Like so many of you I have lived too long thinking I had to be superwoman. Apparently, it is the shame of women that we do not DO enough, despite that 70% of us are single parents, despite that, post credit crunch, we supply more than half the workforce, I could go on. The point is, we are now unhappier than our male counterparts, 60 years ago when only a few of us worked part time, it was the other way around. I conclude only to simplify my own life.

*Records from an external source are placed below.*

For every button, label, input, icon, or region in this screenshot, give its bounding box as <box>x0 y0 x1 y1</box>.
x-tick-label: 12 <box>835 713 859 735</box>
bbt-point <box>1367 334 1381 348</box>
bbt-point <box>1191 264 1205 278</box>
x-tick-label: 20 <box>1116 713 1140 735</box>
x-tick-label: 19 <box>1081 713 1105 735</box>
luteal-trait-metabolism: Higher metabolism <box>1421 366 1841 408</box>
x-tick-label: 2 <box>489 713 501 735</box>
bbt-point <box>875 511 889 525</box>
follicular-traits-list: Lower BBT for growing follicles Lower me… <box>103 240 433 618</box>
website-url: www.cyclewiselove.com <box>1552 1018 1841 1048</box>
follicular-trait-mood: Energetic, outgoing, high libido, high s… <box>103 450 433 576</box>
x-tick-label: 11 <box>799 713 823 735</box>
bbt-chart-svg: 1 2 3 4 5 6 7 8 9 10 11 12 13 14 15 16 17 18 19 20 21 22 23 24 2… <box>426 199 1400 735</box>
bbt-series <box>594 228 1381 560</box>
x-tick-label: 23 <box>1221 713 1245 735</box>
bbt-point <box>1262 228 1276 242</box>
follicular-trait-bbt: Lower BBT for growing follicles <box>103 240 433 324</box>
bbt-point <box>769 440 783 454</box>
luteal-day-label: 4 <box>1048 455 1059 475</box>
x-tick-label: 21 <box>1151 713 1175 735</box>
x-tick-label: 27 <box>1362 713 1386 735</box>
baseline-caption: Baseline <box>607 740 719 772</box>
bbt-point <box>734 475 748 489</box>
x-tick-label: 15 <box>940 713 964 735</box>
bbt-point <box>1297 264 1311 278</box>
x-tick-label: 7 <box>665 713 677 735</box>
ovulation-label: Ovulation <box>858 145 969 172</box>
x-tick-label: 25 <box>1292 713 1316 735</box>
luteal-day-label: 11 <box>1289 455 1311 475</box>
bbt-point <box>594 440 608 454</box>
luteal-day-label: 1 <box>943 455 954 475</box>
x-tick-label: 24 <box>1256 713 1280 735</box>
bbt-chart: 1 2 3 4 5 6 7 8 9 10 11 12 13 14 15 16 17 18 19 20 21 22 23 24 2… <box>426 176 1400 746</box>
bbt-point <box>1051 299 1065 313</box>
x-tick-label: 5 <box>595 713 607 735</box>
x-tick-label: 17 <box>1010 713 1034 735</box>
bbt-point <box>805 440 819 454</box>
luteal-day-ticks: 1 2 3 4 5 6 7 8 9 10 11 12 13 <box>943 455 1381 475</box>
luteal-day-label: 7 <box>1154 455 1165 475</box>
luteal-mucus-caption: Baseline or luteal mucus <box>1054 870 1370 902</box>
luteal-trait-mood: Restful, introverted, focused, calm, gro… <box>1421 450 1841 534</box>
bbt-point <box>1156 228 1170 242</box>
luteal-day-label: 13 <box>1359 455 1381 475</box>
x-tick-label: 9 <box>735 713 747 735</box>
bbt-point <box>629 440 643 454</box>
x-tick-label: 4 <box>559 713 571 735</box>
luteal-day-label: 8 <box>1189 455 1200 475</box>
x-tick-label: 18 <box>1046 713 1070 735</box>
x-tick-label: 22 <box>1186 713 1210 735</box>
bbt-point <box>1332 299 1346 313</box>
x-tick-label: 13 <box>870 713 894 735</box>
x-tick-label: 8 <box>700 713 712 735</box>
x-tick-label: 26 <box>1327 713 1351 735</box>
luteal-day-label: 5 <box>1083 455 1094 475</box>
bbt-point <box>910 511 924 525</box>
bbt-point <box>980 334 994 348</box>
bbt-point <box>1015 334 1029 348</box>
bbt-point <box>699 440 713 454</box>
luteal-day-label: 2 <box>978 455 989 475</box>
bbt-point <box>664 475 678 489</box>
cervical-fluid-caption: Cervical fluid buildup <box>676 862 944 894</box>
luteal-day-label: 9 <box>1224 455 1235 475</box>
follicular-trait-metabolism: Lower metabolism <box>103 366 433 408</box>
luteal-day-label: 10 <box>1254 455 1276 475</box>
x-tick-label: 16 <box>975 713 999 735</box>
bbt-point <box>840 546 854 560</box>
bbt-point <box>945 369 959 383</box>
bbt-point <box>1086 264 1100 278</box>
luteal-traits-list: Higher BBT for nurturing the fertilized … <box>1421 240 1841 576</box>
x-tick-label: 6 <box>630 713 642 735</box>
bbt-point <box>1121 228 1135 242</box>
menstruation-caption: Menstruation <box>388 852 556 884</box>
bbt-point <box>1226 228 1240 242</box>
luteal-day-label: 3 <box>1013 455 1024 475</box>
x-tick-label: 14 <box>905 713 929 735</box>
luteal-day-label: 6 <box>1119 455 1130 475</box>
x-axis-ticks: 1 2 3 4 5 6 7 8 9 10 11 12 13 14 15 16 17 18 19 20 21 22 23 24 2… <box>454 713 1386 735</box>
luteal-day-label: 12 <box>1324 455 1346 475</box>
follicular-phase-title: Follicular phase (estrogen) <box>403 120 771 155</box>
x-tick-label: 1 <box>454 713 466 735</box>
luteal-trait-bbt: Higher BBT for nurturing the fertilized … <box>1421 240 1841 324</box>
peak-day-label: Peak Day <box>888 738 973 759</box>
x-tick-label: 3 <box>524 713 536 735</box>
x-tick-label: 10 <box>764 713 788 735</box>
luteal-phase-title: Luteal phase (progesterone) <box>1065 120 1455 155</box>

I have recently published my first book, the self-will and determination that took while still running my hypnosis business, looking after parents, daughter, guests in my home was enough to wear me out – boof! I got an energetic kick in the teeth. A few weeks later while in Turkey for a friend’s wedding, normally a time to enjoy and recoup, I got worse. I realised this was so much more than my typical overwork burn-out. The physical manifestation was UTIs – 3rd one and I just could not face another course of anti-biotics. I felt really confused, not realising then that UTIs could actually make you delusional. I started self-abusing: smoking, it must have been 15 years since I was a smoker and I only drank on the odd occasion, but there I was back into addict mode – I just couldn’t understand it and was in a spiritual dessert.
I asked my new guru, google and apparently it is very common in the case of autoimmune issues, that what is happening physically is also happening spiritually. The person is under assault against themselves. They can struggle with deep self-rejection combined with self-hate, but it often hides under the surface. In women the self-rejection comes out of a lack of being loved properly, usually from a father or another significant male in their life that has left them with an unhealed broken heart. Because of this, one can struggle with constant insecurity as to who they are. They are conflicted in their identity and self-worth. They are accused in their thoughts, so guilt becomes a constant motivator in their life.
It resonated. I had become expert at covering up self-hatred and self-rejection with performance and driven-ness. I kept up a good facade, giving everyone the impression that things were good, when I was struggling inside. It was hard for me to express hardship and struggle without going into self-pity and self-loathing. I overcompensated for this by striving and doing more; never coming to peace with just being a child of the universe. At first these realisations left me overwhelmed. I’d been that way since maybe 8 or 9 years old. How on earth could I change that now? I was tired, what could I do?